By virtue of pushing past the restaurant doors, McDonald’s proved they weren’t just content with their brand prowess. The Golden Arches are not just a brand – they are a symbol. By infusing their iconography and personality with relatability – whether it surrounds the weather, providing a familiar service at a concert, or being a supporting symbol at important social discussions, the presence of the brand has generated trustworthiness and aligned it with a sense of individuality and purpose. Combine those with its regular presence across more routine elements of our daily lives in a consistent manner, and it can be seen that the restaurant chain has generated brand power that is desirable.

Brands in Action

Crunchy Nut Corn Flakes, LEGO, and McDonald’s created a ‘brand buzz’ about themselves that, given their clever use of iconography, personality, and consistency, turned their offerings into something you related to – things that belonged in your social environment and were worthy of your hard-earned money.

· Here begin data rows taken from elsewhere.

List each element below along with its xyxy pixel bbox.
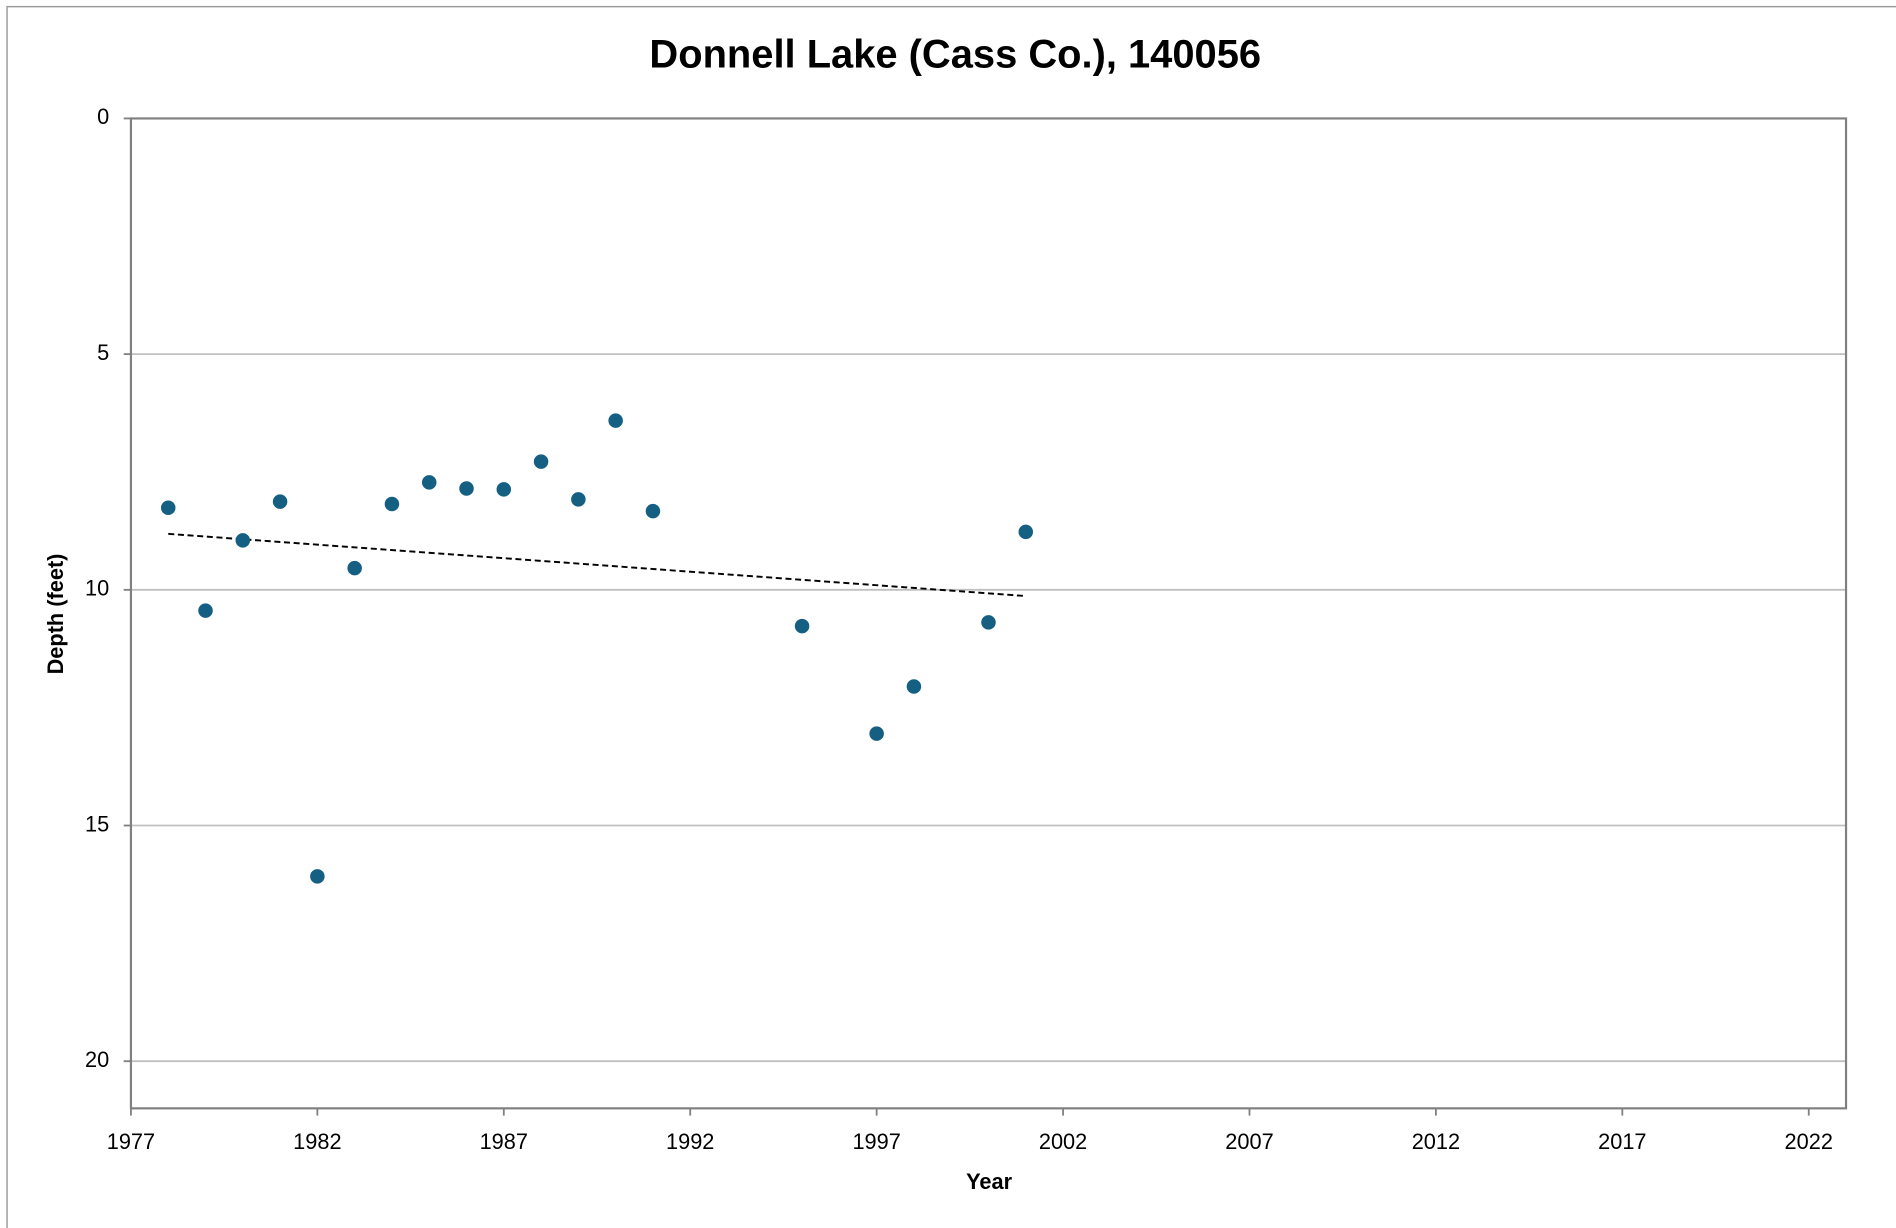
data-point — [198, 603, 213, 618]
x-tick-label: 1982 — [293, 1129, 341, 1154]
data-point — [310, 869, 325, 884]
data-point — [869, 726, 884, 741]
chart-title: Donnell Lake (Cass Co.), 140056 — [649, 32, 1261, 76]
x-tick-label: 1977 — [107, 1129, 155, 1154]
trendline — [168, 532, 1026, 598]
y-tick-label: 10 — [85, 576, 109, 601]
data-point — [459, 481, 474, 496]
y-tick-label: 0 — [97, 104, 109, 129]
data-point — [608, 413, 623, 428]
y-axis-title: Depth (feet) — [43, 554, 68, 675]
data-point — [496, 482, 512, 497]
data-point — [571, 492, 586, 507]
x-tick-label: 2002 — [1039, 1129, 1087, 1154]
x-tick-label: 2022 — [1785, 1129, 1833, 1154]
x-axis-title: Year — [966, 1169, 1012, 1194]
y-tick-label: 15 — [85, 811, 109, 836]
data-point — [794, 618, 810, 634]
data-point — [160, 500, 176, 516]
data-point — [235, 533, 251, 548]
data-point — [533, 454, 549, 469]
data-point — [981, 615, 996, 630]
y-tick-label: 20 — [85, 1047, 109, 1072]
y-tick-label: 5 — [97, 340, 109, 365]
data-point — [272, 494, 288, 509]
data-point — [384, 496, 400, 512]
data-point — [347, 560, 362, 576]
data-point — [906, 679, 922, 694]
x-tick-label: 2012 — [1412, 1129, 1460, 1154]
chart-frame — [6, 5, 1896, 1228]
data-point — [421, 475, 437, 490]
x-tick-label: 2007 — [1225, 1129, 1273, 1154]
x-tick-label: 1997 — [852, 1129, 900, 1154]
x-tick-label: 1992 — [666, 1129, 714, 1154]
data-point — [1018, 524, 1034, 540]
plot-area — [129, 117, 1848, 1110]
data-point — [645, 503, 661, 519]
x-tick-label: 2017 — [1598, 1129, 1646, 1154]
x-tick-label: 1987 — [480, 1129, 528, 1154]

However, brand teams wanting to ‘do’ a Kellogg’s or McDonald’s may have an incredible task ahead of them if they don’t immediately see results, leading them to either conservatively or aimlessly spend on omnichannel media, or dare to go too far with their messaging and take their brand narrative into contentious space. All went just far enough to be original and innovative, recognising that Outdoor was the most effective means to effectively do so.

Similarly, as mentioned in Touchpoints, the challenging period the world is facing might see cutbacks in ad spend, which can cause longer-term brand damage.

In the case of scale, there is a happy medium when it comes to brand meaning that is larger than life without core messaging. It’s called strategic patience. When it came to LEGO, the notion of putting thousands of individual product pieces into the consumer’s hands in such a manner might drop jaws in C-Level boardrooms, with the notion of resulting expenses being too great. But the product itself was not the issue – rather to bring that product into a new realm of distinctive, relevant meaning. Understanding how that would work was what turned a thought into a strategic move.

The next step is to channel that meaning to the consumer in the best way possible, and it would be remiss to not mention the advantages of Out of Home in that regard. The media’s infrastructure is designed around patterns of consumer behaviour, targeting triggers around context, locations and communities. As noted in Touchpoints, it just works better for brand building. It cannot be avoided on the frontline of everyday life and cultural zeitgeists. It’s unmissable, spanning multiple environments with contextually nuanced opportunities to hold conversations with audiences, whatever their current mood.

Looking back at any of these examples, this medium is designed to deliver for advertisers using iconic sites and enable big brand messaging at scale. What’s exciting, is not only is the medium the most effective at delivering the big message; dynamic display, enhanced inventory, new technologies and creative innovations are enhancing the ability for OOH to be a truly unique media in a league of its own.